Today's Saint was suggested by my sister and is a unique Saint in many ways. Most people who take on a new name upon joining a religious order are known by that religious name when they are canonized as Saints: St. Anthony, St. Junipero, Bl. Mother Teresa of Calcutta, St. John-Paul II, etc. However, St. Teresa Benedicta of the Cross is better known by her birth name of Edith Stein.
Edith was born on Yom Kippur, the Jewish day of Atonement, the youngest of 11 children of a strictly religious Jewish family. This date had deep symbolic meaning for Edith throughout her life. Her father died when she was little more than 2 years old. Her mother worked hard to raise her large family and instill in the children a faith in God. Despite her mother's efforts, Edith lost her faith in a personal God at a young age. Her faith was replaced by an intense search for the truth.
A very intelligent woman, Edith studied history and psychology in a search to become acquainted with the fundamentals of human existence. She then moved on to the study of phenomenology. She graduated summa cum laude with a doctorate in Philosophy, but her search for the truth found its ultimate satisfaction when she was visiting friends and came across the autobiography of St. Teresa of Avila. This encounter with a Saint changed the course of her life.
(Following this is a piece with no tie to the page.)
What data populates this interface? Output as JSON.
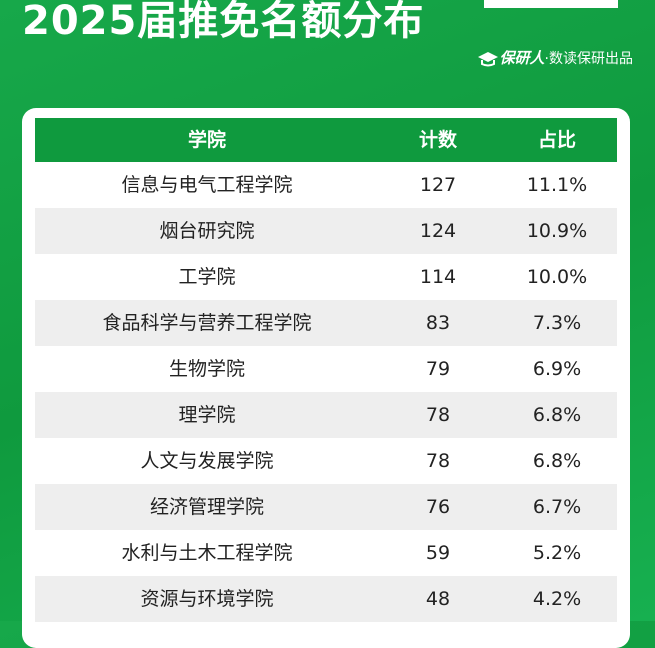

Within a few months she was baptized. She had it in mind to join the convent, but her spiritual director advised against it out of consideration for the feelings of her Jewish mother. It was another ten years before she became a Carmelite, taking the name Teresa Benedicta of the Cross. As the Nazi power grew in Germany and anti-Semitism became more and more prevalent, Sr. Benedicta felt a great foreboding. After the destruction and violence of Kristallnacht, the Carmelites moved Sr. Benedicta to a convent in Holland for her protection. Her sister Rosa was also taken into the convent as a portress.
As non-Christian Jews were being deported from Holland, to the horror of Dutch Christians, the Catholic Bishops of Holland also voiced their objections. A very forceful pastoral letter from the Bishops was read from pulpits across the country on July 26, 1942. A week later, the Nazi response came as Catholic Jews and Jewish members of monasteries and convents were arrested. On August 2, Sr. Benedicta and her sister Rosa were taken. They were eventually taken to the concentration camp at Auschwitz, where the two sisters died in the gas chamber on August 9.
Edith Stein's feast day is August 9.